How Does a Client get a RAL?
Before a client selects a refund anticipation loan, H&R Block tax professionals are trained to present a comparison of all filing options, illustrating the cost of each and the time required to receive the refund or loan. We inform clients of no-cost filing options first and clearly explain repayment responsibilities and other obligations for a loan.
Most importantly, we remind clients they can keep more of their refund by choosing a non-loan product or waiting for the IRS to send them their refund.
Once a client chooses a refund anticipation loan, H&R Block's application process includes:
- The client reviewing a "Facts About RALs" document, which provides an overview of the fees associated with the product.

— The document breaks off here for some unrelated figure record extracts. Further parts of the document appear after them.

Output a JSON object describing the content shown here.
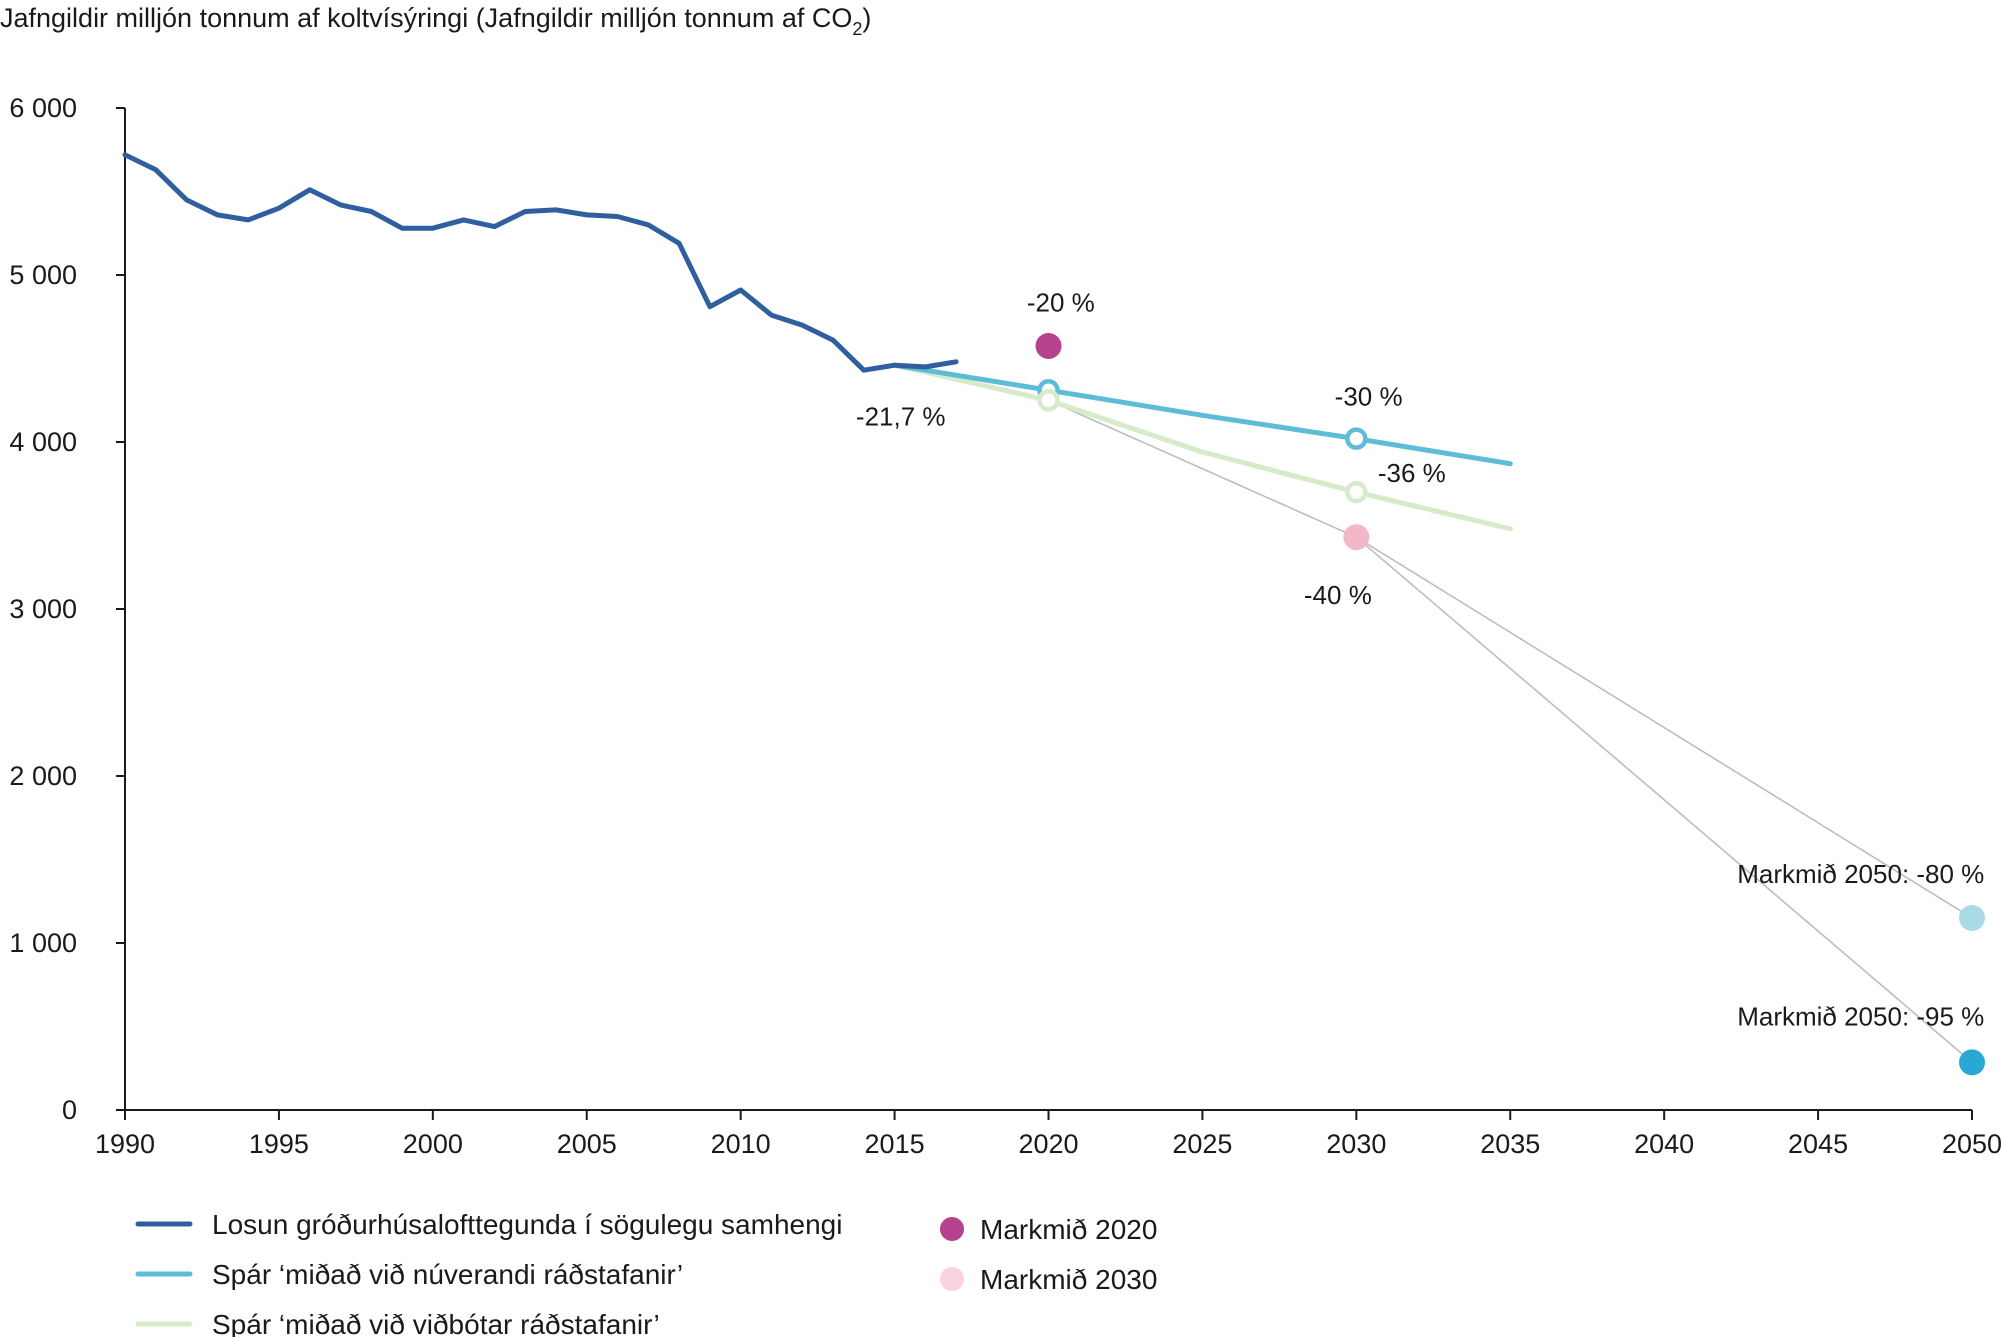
{
  "chart_data": {
    "type": "line",
    "title": "Jafngildir milljón tonnum af koltvísýringi (Jafngildir milljón tonnum af CO",
    "title_sub": "2",
    "title_end": ")",
    "xlim": [
      1990,
      2050
    ],
    "ylim": [
      0,
      6000
    ],
    "x_ticks": [
      "1990",
      "1995",
      "2000",
      "2005",
      "2010",
      "2015",
      "2020",
      "2025",
      "2030",
      "2035",
      "2040",
      "2045",
      "2050"
    ],
    "y_ticks": [
      "0",
      "1 000",
      "2 000",
      "3 000",
      "4 000",
      "5 000",
      "6 000"
    ],
    "series": [
      {
        "name": "Losun gróðurhúsalofttegunda í sögulegu samhengi",
        "color": "#2f5f9e",
        "x": [
          1990,
          1991,
          1992,
          1993,
          1994,
          1995,
          1996,
          1997,
          1998,
          1999,
          2000,
          2001,
          2002,
          2003,
          2004,
          2005,
          2006,
          2007,
          2008,
          2009,
          2010,
          2011,
          2012,
          2013,
          2014,
          2015,
          2016,
          2017
        ],
        "y": [
          5720,
          5630,
          5450,
          5360,
          5330,
          5400,
          5510,
          5420,
          5380,
          5280,
          5280,
          5330,
          5290,
          5380,
          5390,
          5360,
          5350,
          5300,
          5190,
          4810,
          4910,
          4760,
          4700,
          4610,
          4430,
          4460,
          4450,
          4480
        ]
      },
      {
        "name": "Spár ‘miðað við núverandi ráðstafanir’",
        "color": "#5dbcd6",
        "x": [
          2015,
          2020,
          2025,
          2030,
          2035
        ],
        "y": [
          4460,
          4310,
          4160,
          4020,
          3870
        ]
      },
      {
        "name": "Spár ‘miðað við viðbótar ráðstafanir’",
        "color": "#d5ebc9",
        "x": [
          2015,
          2020,
          2025,
          2030,
          2035
        ],
        "y": [
          4460,
          4250,
          3940,
          3700,
          3480
        ]
      }
    ],
    "targets": [
      {
        "name": "Markmið 2020",
        "x": 2020,
        "y": 4575,
        "color": "#b5428e"
      },
      {
        "name": "Markmið 2030",
        "x": 2030,
        "y": 3430,
        "color": "#f3b8c8"
      },
      {
        "name": "Markmið 2050: -80 %",
        "x": 2050,
        "y": 1150,
        "color": "#a9dbe6"
      },
      {
        "name": "Markmið 2050: -95 %",
        "x": 2050,
        "y": 285,
        "color": "#2aa7d3"
      }
    ],
    "open_markers": [
      {
        "x": 2020,
        "y": 4310,
        "color": "#5dbcd6"
      },
      {
        "x": 2030,
        "y": 4020,
        "color": "#5dbcd6"
      },
      {
        "x": 2020,
        "y": 4250,
        "color": "#d5ebc9"
      },
      {
        "x": 2030,
        "y": 3700,
        "color": "#d5ebc9"
      }
    ],
    "guide_lines": [
      {
        "x1": 2020,
        "y1": 4250,
        "x2": 2030,
        "y2": 3430
      },
      {
        "x1": 2030,
        "y1": 3430,
        "x2": 2050,
        "y2": 1150
      },
      {
        "x1": 2030,
        "y1": 3430,
        "x2": 2050,
        "y2": 285
      }
    ],
    "annotations": [
      {
        "text": "-20 %",
        "x": 2020.4,
        "y": 4780,
        "anchor": "middle"
      },
      {
        "text": "-21,7 %",
        "x": 2015.2,
        "y": 4100,
        "anchor": "middle"
      },
      {
        "text": "-30 %",
        "x": 2030.4,
        "y": 4220,
        "anchor": "middle"
      },
      {
        "text": "-36 %",
        "x": 2030.7,
        "y": 3760,
        "anchor": "start"
      },
      {
        "text": "-40 %",
        "x": 2029.4,
        "y": 3030,
        "anchor": "middle"
      },
      {
        "text": "Markmið 2050: -80 %",
        "x": 2050.4,
        "y": 1360,
        "anchor": "end"
      },
      {
        "text": "Markmið 2050: -95 %",
        "x": 2050.4,
        "y": 505,
        "anchor": "end"
      }
    ],
    "legend": {
      "lines": [
        {
          "label": "Losun gróðurhúsalofttegunda í sögulegu samhengi",
          "color": "#2f5f9e"
        },
        {
          "label": "Spár ‘miðað við núverandi ráðstafanir’",
          "color": "#5dbcd6"
        },
        {
          "label": "Spár ‘miðað við viðbótar ráðstafanir’",
          "color": "#d5ebc9"
        }
      ],
      "dots": [
        {
          "label": "Markmið 2020",
          "color": "#b5428e"
        },
        {
          "label": "Markmið 2030",
          "color": "#f9d3de"
        }
      ]
    }
  }
}
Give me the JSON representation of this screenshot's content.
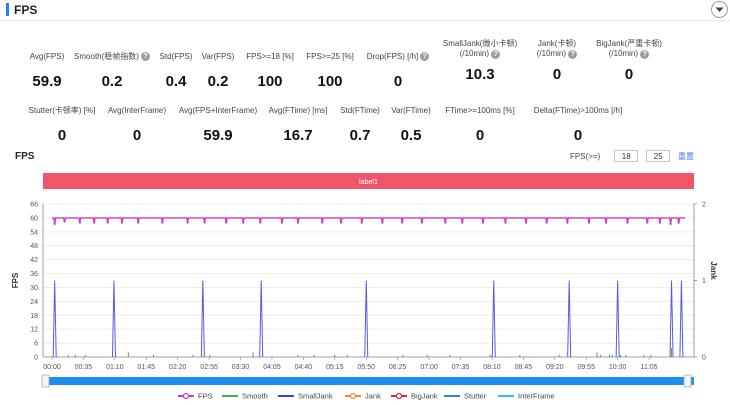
{
  "panel": {
    "title": "FPS"
  },
  "metrics_row1": [
    {
      "label": "Avg(FPS)",
      "help": false,
      "value": "59.9"
    },
    {
      "label": "Smooth(稳帧指数)",
      "help": true,
      "value": "0.2"
    },
    {
      "label": "Std(FPS)",
      "help": false,
      "value": "0.4"
    },
    {
      "label": "Var(FPS)",
      "help": false,
      "value": "0.2"
    },
    {
      "label": "FPS>=18 [%]",
      "help": false,
      "value": "100"
    },
    {
      "label": "FPS>=25 [%]",
      "help": false,
      "value": "100"
    },
    {
      "label": "Drop(FPS) [/h]",
      "help": true,
      "value": "0"
    },
    {
      "label": "SmallJank(微小卡顿)",
      "label2": "(/10min)",
      "help": true,
      "value": "10.3"
    },
    {
      "label": "Jank(卡顿)",
      "label2": "(/10min)",
      "help": true,
      "value": "0"
    },
    {
      "label": "BigJank(严重卡顿)",
      "label2": "(/10min)",
      "help": true,
      "value": "0"
    }
  ],
  "metrics_row2": [
    {
      "label": "Stutter(卡顿率) [%]",
      "help": false,
      "value": "0"
    },
    {
      "label": "Avg(InterFrame)",
      "help": false,
      "value": "0"
    },
    {
      "label": "Avg(FPS+InterFrame)",
      "help": false,
      "value": "59.9"
    },
    {
      "label": "Avg(FTime) [ms]",
      "help": false,
      "value": "16.7"
    },
    {
      "label": "Std(FTime)",
      "help": false,
      "value": "0.7"
    },
    {
      "label": "Var(FTime)",
      "help": false,
      "value": "0.5"
    },
    {
      "label": "FTime>=100ms [%]",
      "help": false,
      "value": "0"
    },
    {
      "label": "Delta(FTime)>100ms [/h]",
      "help": false,
      "value": "0"
    }
  ],
  "chart_header": {
    "title": "FPS",
    "filter_label": "FPS(>=)",
    "filter_value_1": "18",
    "filter_value_2": "25",
    "reset_label": "重置"
  },
  "chart_data": {
    "type": "line",
    "band_label": "label1",
    "y_left": {
      "label": "FPS",
      "ticks": [
        "0",
        "6",
        "12",
        "18",
        "24",
        "30",
        "36",
        "42",
        "48",
        "54",
        "60",
        "66"
      ],
      "range": [
        0,
        66
      ]
    },
    "y_right": {
      "label": "Jank",
      "ticks": [
        "0",
        "1",
        "2"
      ],
      "range": [
        0,
        2
      ]
    },
    "x_labels": [
      "00:00",
      "00:35",
      "01:10",
      "01:45",
      "02:20",
      "02:55",
      "03:30",
      "04:05",
      "04:40",
      "05:15",
      "05:50",
      "06:25",
      "07:00",
      "07:35",
      "08:10",
      "08:45",
      "09:20",
      "09:55",
      "10:30",
      "11:05"
    ],
    "x_range_seconds": [
      0,
      705
    ],
    "fps_base": 60,
    "fps_dips": [
      {
        "t": 3,
        "v": 57.5
      },
      {
        "t": 14,
        "v": 58.5
      },
      {
        "t": 31,
        "v": 58
      },
      {
        "t": 47,
        "v": 58
      },
      {
        "t": 62,
        "v": 58
      },
      {
        "t": 78,
        "v": 58
      },
      {
        "t": 96,
        "v": 58
      },
      {
        "t": 123,
        "v": 58
      },
      {
        "t": 151,
        "v": 58
      },
      {
        "t": 170,
        "v": 58
      },
      {
        "t": 194,
        "v": 58
      },
      {
        "t": 213,
        "v": 58
      },
      {
        "t": 232,
        "v": 58
      },
      {
        "t": 256,
        "v": 58
      },
      {
        "t": 274,
        "v": 58
      },
      {
        "t": 301,
        "v": 58
      },
      {
        "t": 322,
        "v": 58
      },
      {
        "t": 345,
        "v": 58
      },
      {
        "t": 368,
        "v": 58
      },
      {
        "t": 390,
        "v": 58
      },
      {
        "t": 412,
        "v": 58
      },
      {
        "t": 438,
        "v": 58
      },
      {
        "t": 457,
        "v": 58
      },
      {
        "t": 480,
        "v": 58
      },
      {
        "t": 505,
        "v": 58
      },
      {
        "t": 528,
        "v": 58
      },
      {
        "t": 551,
        "v": 58
      },
      {
        "t": 574,
        "v": 58
      },
      {
        "t": 598,
        "v": 58
      },
      {
        "t": 617,
        "v": 58
      },
      {
        "t": 641,
        "v": 58
      },
      {
        "t": 663,
        "v": 58
      },
      {
        "t": 677,
        "v": 58
      },
      {
        "t": 689,
        "v": 57.5
      },
      {
        "t": 698,
        "v": 58
      }
    ],
    "smalljank_times": [
      3,
      69,
      168,
      233,
      350,
      492,
      576,
      630,
      690,
      701
    ],
    "smooth_spikes": [
      {
        "t": 18,
        "v": 1
      },
      {
        "t": 26,
        "v": 1
      },
      {
        "t": 37,
        "v": 1
      },
      {
        "t": 85,
        "v": 2
      },
      {
        "t": 113,
        "v": 1
      },
      {
        "t": 157,
        "v": 1
      },
      {
        "t": 176,
        "v": 1
      },
      {
        "t": 224,
        "v": 2
      },
      {
        "t": 274,
        "v": 1
      },
      {
        "t": 292,
        "v": 1
      },
      {
        "t": 315,
        "v": 1
      },
      {
        "t": 329,
        "v": 1
      },
      {
        "t": 391,
        "v": 1
      },
      {
        "t": 418,
        "v": 1
      },
      {
        "t": 443,
        "v": 1
      },
      {
        "t": 488,
        "v": 1
      },
      {
        "t": 521,
        "v": 1
      },
      {
        "t": 565,
        "v": 1
      },
      {
        "t": 607,
        "v": 2
      },
      {
        "t": 611,
        "v": 1
      },
      {
        "t": 621,
        "v": 1
      },
      {
        "t": 624,
        "v": 1
      },
      {
        "t": 633,
        "v": 1
      },
      {
        "t": 639,
        "v": 1
      },
      {
        "t": 659,
        "v": 1
      },
      {
        "t": 667,
        "v": 1
      },
      {
        "t": 690,
        "v": 4
      }
    ],
    "legend": [
      {
        "name": "FPS",
        "color": "#cc3dc5",
        "marker": "circle"
      },
      {
        "name": "Smooth",
        "color": "#3ab54a",
        "marker": "none"
      },
      {
        "name": "SmallJank",
        "color": "#3f3fd2",
        "marker": "none"
      },
      {
        "name": "Jank",
        "color": "#f28c28",
        "marker": "circle"
      },
      {
        "name": "BigJank",
        "color": "#e0262f",
        "marker": "circle"
      },
      {
        "name": "Stutter",
        "color": "#2f7fe6",
        "marker": "none"
      },
      {
        "name": "InterFrame",
        "color": "#29c8d8",
        "marker": "none"
      }
    ],
    "colors": {
      "band": "#f0566a",
      "slider": "#1f8ef1",
      "fps": "#cc3dc5",
      "smooth": "#3ab54a",
      "smalljank": "#5a5ae6"
    }
  }
}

- Clients completing a loan application, which mentions the word "loan" 12 times on the first page of the application. The word "loan" also is printed as a 2-inch watermark on the bottom of every application.
- The lending bank reviews, performs a credit check and determines whether the loan is approved.
- If the application is approved by the lending bank, clients may receive their money on a prepaid Emerald Card or on a printed check.
- If the application is denied, the client is notified via letter by the lending bank.
What if clients change their minds?
Clients who change their minds about selecting a refund anticipation loan have five days after signing the loan application to cancel the loan. If the loan is canceled, clients aren’t charged any fees related to the loan. However, they are still responsible for their tax preparation fee.